- Testing requirements after changes:

  - Test all functions return either native or bigints.  Functions that
    return raw MPU::GMP results will return strings, which isn't right.

  - Valgrind, coverage

  - compile with -O2 -g -Wall -Wextra -Wdeclaration-after-statement -fsigned-char



- Add test to check maxbits in compiled library vs. Perl

- Figure out documentation solution for PP.pm

- Is the current PP.pm setup the way we want to do it?

- Move .c / .h files into separate directory.
  version does it in a painful way.  Something simpler to be had?

- finish test suite for bignum.  Work on making it faster.

- Test all routines for numbers on word-size boundary, or ranges that cross.

- An assembler version of mulmod for i386 would be _really_ helpful for
  all the non-x86-64 Intel machines.

- More efficient Mertens.  The current version has poor growth.

- It may be possible to have a more efficient ranged totient.  We're using
  the sieve up to n/2, which is better than most people seem to use, but I'm
  not completely convinced we can't do better.

- Big features:
   - LMO prime count
   - QS factoring

- segment sieve should itself use a segment for its primes.
  Today we'd need sqrt(2^64) max = 140MB.  Segmenting would yield under 1MB.

- Figure out a way to make the internal FOR_EACH_PRIME macros use a segmented
  sieve.

- Rewrite 23-primality-proofs.t for new format (keep some of the old tests?).

- Use Montgomery routines in more places: Factoring.

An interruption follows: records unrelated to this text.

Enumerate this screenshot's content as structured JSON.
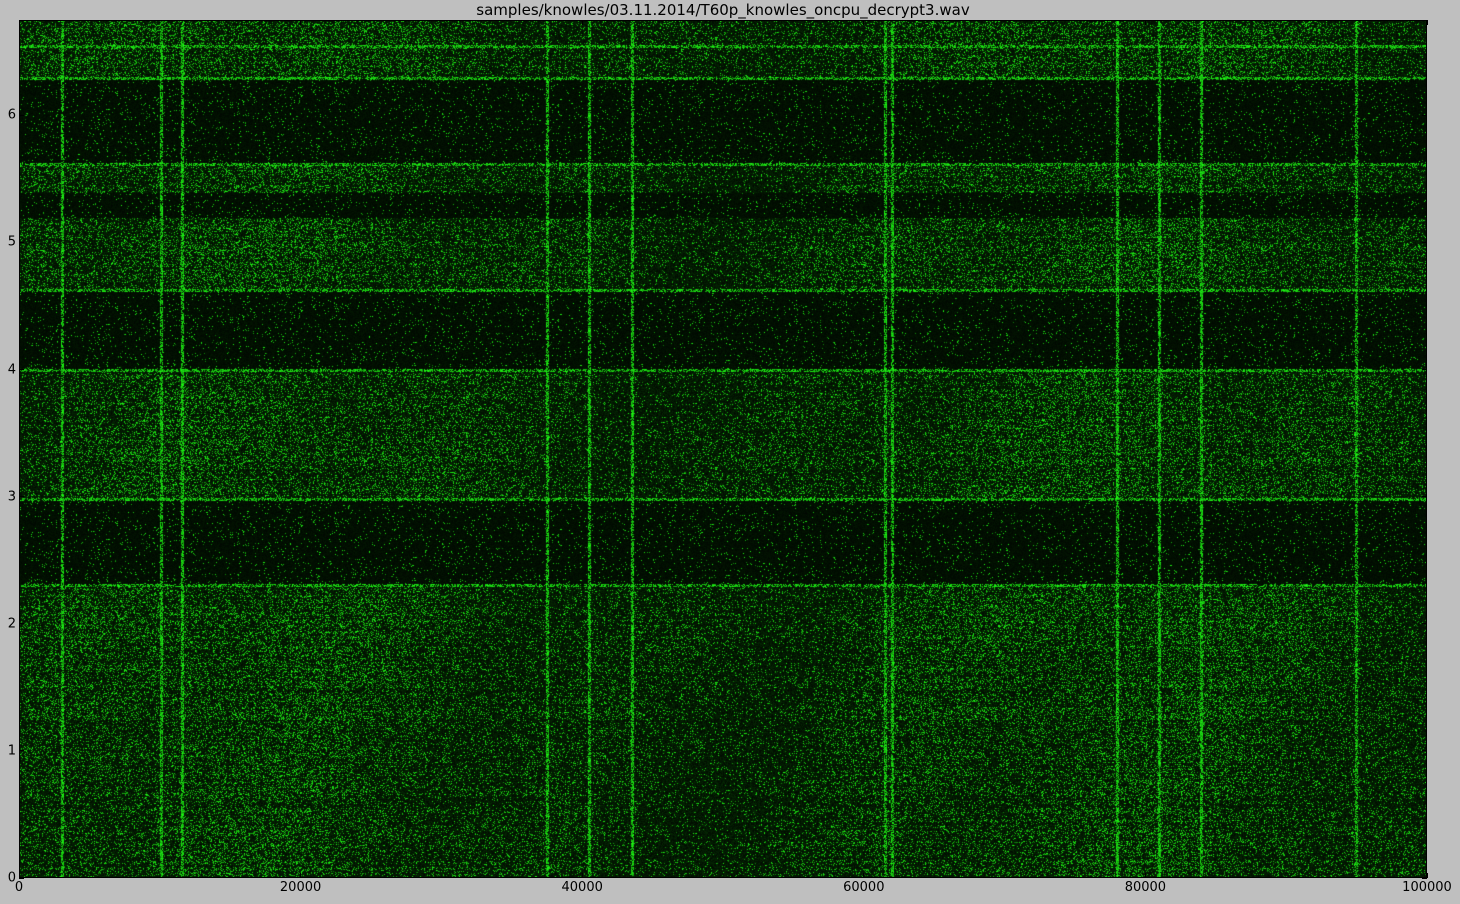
{
  "chart_data": {
    "type": "heatmap",
    "title": "samples/knowles/03.11.2014/T60p_knowles_oncpu_decrypt3.wav",
    "xlabel": "",
    "ylabel": "",
    "xlim": [
      0,
      100000
    ],
    "ylim": [
      0,
      6.75
    ],
    "xticks": [
      "0",
      "20000",
      "40000",
      "60000",
      "80000",
      "100000"
    ],
    "xtick_values": [
      0,
      20000,
      40000,
      60000,
      80000,
      100000
    ],
    "yticks": [
      "0",
      "1",
      "2",
      "3",
      "4",
      "5",
      "6"
    ],
    "ytick_values": [
      0,
      1,
      2,
      3,
      4,
      5,
      6
    ],
    "colormap": {
      "low": "#000000",
      "high": "#00ff00"
    },
    "dark_bands_y": [
      [
        2.3,
        2.98
      ],
      [
        4.0,
        4.63
      ],
      [
        5.2,
        5.4
      ],
      [
        5.62,
        6.3
      ]
    ],
    "vertical_lines_x": [
      3000,
      10000,
      11500,
      37500,
      40500,
      43500,
      61500,
      62000,
      78000,
      81000,
      84000,
      95000
    ],
    "bright_horizontal_y": [
      2.3,
      2.98,
      4.0,
      4.63,
      5.62,
      6.3,
      6.55
    ]
  }
}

- Put euler_phi and moebius directly in XS.
    (1) optional second argument.  Easily handled, and not hard to do in
        generic sub call.
    (2) generic sub returns an array.  This is the sticking point.

- Factoring in PP code is really wasteful -- we're calling _isprime7 before
  we've done enough trial division, and later we're calling it on known
  composites.  Note how the XS code splits the factor code into the public
  API (small factors, isprime, then call main code) and main code (just the
  algorithm).  The PP code isn't doing that, which means we're doing lots of
  extra primality checks, which aren't cheap in PP.

- I believe we can make the Lehmer/LMO small primes uint32_t, which will
  give some more memory reduction and a little speed.